Novartis Sows the Seeds of Its Own Demise

India has done something awesome (for India): rejected Novartis’s patent for Gleevec (a cure for some types of lukemia) in India.  This is less awesome for Novartis, obviously.  While the decision in question lies on a seeming technicality, it falls in line with India’s general disrespect for Western drug patents.  Why does India just insist on pirating America’s rightful intellectual property?

Saving lives, naturally.  Gleevec treatment, which is a near “miraculous cure” in some cases, costs about $70,000 per year.  The generic version costs a mere $2,500.  There are few people in the United States who could afford to pay that $70,000 out of pocket – which is why we have insurance plans to pay for it, which in turn is why we have a skyrocketing cost of healthcare.  But there are many fewer people who could afford to pay for treatment in India, and so the government has been very aggressive at disrespecting American patent rights and licensing generic versions of drugs.
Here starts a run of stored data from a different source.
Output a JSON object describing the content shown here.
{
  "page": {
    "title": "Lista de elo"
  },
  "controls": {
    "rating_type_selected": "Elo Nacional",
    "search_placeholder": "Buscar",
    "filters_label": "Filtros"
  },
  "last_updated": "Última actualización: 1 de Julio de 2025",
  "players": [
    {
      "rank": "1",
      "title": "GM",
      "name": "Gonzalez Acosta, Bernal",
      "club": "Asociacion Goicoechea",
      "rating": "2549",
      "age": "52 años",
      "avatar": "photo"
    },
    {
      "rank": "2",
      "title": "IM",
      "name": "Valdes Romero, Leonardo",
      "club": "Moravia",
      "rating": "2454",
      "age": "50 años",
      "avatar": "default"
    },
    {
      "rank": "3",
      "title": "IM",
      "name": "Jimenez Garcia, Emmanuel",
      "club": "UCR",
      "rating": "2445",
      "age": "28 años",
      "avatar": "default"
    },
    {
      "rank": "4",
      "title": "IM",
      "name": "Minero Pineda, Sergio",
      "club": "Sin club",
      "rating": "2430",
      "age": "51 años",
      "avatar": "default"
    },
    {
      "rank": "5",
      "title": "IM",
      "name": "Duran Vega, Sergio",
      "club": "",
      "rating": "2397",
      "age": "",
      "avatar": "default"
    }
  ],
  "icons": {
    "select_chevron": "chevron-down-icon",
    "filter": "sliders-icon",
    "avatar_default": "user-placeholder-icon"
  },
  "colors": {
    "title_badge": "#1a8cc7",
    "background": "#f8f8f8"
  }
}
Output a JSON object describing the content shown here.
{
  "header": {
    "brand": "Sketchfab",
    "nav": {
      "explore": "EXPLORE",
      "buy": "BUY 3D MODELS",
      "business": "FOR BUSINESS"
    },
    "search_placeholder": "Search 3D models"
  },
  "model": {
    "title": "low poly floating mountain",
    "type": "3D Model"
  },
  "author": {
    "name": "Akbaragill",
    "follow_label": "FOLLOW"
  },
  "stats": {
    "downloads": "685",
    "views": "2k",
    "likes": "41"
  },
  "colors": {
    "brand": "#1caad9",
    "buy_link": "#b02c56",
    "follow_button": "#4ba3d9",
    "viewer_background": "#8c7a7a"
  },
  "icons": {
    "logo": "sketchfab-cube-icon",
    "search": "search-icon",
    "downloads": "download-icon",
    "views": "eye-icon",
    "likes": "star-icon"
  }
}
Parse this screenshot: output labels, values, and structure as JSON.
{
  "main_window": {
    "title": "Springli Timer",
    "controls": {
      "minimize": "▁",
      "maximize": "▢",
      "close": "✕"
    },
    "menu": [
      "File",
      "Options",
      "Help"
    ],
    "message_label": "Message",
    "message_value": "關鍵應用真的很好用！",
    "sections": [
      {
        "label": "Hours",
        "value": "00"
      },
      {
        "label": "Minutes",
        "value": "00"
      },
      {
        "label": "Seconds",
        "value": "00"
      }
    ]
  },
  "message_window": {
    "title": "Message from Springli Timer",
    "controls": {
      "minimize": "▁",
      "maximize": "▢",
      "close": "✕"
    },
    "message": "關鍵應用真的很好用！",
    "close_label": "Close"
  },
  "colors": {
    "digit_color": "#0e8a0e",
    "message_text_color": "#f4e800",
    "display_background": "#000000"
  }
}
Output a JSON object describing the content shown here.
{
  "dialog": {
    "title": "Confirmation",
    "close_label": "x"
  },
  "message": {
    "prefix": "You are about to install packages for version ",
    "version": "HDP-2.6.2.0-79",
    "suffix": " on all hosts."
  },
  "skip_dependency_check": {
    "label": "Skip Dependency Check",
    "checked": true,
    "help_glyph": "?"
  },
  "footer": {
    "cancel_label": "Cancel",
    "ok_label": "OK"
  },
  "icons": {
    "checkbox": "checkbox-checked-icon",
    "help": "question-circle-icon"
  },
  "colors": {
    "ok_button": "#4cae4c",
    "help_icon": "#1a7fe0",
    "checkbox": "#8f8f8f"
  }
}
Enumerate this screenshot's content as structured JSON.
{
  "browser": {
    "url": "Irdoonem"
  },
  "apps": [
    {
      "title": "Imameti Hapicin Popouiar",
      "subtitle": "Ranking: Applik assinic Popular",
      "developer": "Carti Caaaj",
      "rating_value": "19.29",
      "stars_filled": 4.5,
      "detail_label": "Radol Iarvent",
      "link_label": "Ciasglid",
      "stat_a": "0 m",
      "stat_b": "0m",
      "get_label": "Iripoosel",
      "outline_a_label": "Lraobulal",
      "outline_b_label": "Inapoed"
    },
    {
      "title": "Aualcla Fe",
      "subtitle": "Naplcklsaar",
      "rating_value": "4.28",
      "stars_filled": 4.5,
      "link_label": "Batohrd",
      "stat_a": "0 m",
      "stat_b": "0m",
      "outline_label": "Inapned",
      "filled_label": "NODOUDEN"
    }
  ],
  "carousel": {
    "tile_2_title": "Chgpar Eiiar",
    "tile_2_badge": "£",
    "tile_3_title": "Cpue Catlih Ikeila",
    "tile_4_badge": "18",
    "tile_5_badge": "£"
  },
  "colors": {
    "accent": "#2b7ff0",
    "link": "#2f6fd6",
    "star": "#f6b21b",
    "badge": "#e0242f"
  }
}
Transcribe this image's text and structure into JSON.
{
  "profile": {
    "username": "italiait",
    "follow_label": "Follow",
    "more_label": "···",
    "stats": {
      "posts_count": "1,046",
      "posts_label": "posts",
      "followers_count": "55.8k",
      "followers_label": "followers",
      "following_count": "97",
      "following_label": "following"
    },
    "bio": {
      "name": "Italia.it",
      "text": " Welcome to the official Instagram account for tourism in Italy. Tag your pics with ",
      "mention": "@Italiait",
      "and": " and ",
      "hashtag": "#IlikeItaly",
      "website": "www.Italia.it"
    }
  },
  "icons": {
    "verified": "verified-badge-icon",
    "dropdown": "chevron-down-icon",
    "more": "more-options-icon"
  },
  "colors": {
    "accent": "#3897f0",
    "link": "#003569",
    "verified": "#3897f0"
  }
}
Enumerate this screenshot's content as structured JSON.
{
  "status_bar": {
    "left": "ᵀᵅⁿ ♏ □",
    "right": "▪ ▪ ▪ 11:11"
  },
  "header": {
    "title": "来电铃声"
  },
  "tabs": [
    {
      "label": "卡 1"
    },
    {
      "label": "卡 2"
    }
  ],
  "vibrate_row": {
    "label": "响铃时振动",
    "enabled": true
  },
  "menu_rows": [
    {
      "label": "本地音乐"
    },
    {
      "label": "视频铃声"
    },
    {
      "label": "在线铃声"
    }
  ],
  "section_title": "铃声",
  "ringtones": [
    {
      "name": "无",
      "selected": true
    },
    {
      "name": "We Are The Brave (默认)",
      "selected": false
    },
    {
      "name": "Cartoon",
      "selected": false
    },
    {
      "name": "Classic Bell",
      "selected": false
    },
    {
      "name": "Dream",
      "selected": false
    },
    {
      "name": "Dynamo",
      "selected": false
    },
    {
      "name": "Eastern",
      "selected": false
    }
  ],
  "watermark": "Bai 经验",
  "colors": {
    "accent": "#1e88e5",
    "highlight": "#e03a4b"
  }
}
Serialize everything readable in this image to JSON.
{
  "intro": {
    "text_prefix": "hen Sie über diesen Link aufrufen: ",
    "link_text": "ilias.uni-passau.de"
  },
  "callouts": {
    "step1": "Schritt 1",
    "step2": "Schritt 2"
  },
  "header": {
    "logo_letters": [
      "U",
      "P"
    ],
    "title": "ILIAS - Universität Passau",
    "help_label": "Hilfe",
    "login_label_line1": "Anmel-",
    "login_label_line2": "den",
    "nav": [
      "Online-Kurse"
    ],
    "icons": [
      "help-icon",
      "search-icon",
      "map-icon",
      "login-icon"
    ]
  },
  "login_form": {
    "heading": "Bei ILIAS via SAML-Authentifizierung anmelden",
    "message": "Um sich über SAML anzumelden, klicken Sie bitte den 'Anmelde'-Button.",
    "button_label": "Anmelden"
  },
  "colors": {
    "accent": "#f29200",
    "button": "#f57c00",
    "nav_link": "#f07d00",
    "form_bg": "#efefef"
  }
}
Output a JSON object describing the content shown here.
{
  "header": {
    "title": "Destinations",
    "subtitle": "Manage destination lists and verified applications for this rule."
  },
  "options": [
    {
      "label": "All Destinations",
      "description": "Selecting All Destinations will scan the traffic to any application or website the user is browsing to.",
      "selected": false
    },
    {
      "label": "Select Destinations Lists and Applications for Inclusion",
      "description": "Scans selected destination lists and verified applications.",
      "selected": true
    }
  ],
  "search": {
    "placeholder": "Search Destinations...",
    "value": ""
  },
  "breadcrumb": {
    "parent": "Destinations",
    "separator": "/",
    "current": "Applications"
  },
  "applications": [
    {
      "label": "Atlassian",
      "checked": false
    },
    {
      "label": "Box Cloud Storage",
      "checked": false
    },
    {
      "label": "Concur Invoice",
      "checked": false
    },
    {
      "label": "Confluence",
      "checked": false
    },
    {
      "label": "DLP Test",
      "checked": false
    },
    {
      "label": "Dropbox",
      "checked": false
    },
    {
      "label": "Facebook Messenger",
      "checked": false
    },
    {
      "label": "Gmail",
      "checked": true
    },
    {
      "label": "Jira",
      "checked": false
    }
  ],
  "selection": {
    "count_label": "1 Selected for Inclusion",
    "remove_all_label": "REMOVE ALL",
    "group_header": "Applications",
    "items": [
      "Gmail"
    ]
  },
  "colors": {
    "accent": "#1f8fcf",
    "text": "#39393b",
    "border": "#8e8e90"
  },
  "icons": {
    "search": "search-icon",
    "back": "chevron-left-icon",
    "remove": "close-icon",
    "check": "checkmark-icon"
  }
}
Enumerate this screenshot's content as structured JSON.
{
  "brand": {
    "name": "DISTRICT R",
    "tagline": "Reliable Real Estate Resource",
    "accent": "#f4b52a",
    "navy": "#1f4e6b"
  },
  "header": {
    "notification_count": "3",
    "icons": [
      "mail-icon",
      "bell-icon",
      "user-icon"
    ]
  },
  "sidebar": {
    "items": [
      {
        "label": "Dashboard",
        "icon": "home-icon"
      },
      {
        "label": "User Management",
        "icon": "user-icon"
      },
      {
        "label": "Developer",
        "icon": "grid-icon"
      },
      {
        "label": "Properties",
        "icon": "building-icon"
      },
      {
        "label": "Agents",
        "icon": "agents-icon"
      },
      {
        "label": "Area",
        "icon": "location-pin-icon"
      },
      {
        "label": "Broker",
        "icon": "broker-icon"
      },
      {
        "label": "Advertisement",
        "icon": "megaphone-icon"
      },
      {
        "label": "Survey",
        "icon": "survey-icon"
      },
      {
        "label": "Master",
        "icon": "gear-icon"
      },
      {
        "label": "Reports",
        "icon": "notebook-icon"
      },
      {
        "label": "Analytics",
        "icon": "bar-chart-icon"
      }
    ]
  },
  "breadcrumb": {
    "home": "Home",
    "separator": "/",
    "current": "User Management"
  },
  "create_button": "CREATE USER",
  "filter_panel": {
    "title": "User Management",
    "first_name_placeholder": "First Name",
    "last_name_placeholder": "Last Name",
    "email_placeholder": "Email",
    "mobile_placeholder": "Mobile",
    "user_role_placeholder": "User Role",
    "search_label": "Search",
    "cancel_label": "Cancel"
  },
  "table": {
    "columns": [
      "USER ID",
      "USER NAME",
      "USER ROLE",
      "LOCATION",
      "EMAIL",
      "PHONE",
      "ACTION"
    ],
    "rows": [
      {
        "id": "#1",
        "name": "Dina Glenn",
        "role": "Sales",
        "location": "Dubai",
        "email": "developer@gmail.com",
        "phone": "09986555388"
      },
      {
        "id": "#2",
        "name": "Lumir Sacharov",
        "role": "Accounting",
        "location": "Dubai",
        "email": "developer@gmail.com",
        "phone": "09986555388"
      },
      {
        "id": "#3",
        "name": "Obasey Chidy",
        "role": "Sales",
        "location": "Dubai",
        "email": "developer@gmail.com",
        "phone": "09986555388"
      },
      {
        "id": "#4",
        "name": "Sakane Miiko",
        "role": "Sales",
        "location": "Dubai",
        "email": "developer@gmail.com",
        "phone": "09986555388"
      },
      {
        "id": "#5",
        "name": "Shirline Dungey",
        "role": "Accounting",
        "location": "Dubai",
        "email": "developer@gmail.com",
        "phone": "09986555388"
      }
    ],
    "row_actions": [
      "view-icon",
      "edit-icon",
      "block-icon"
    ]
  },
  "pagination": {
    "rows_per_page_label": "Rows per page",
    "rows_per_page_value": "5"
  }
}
Faulting Big Pharma morally is cliché; I’d argue they are also at fault in the most narrow economic sense.  Selling expensive pharmaceuticals in India is the exact situation for which price discrimination is made for.  The reason generic Gleevec costs $2,500 is because it is rather cheap to produce; the reason licensed Gleevec costs $70,000 is to amortize the costs of Novartis’s entire R&D portfolio.  A bare minimum of common sense should tell you that Novartis cannot sell Gleevec for $70,000 in India because it is a price far beyond what the market will bear.  Furthermore, there is clearly some regulatory hostility to that approach that will likely engender some negative knock-on effects for Novartis.

If the optimum price on the supply-demand curve for Gleevec in India is anywhere north of $2,500, Novartis should sell it at that price.  It will then maximize the profit available to it in the India market, and it will do a better job coming off as a responsible corporate citizen to the Indian government. If the optimum price is at or below $2,500 then it should let it go to some generic manufacturer to lose money on it instead of Novartis.  In short, by lowering prices the only foregone revenue is revenue that never would have materialized.  Novartis should be setting prices to maximize its total overall profit rather than insisting it will sell only at the price appropriate for its richest large market.

If you imagine someone attempting to do this in rice instead of drugs it seems more clearly absurd.

Novartis doesn’t set differentiated prices because it is terrified of price-discriminating strategies undermining the fat profit margins in the American market, which as the NYT mentions constitutes two-thirds of its profits.  The worry is twofold: simple drug reimportation/smuggling, and greater political pressure to lower its US prices in line with its overseas prices.  But I’m not shedding any tears for Novartis struggling to maintain monopoly profits – it has only itself to blame for its new predicament in India.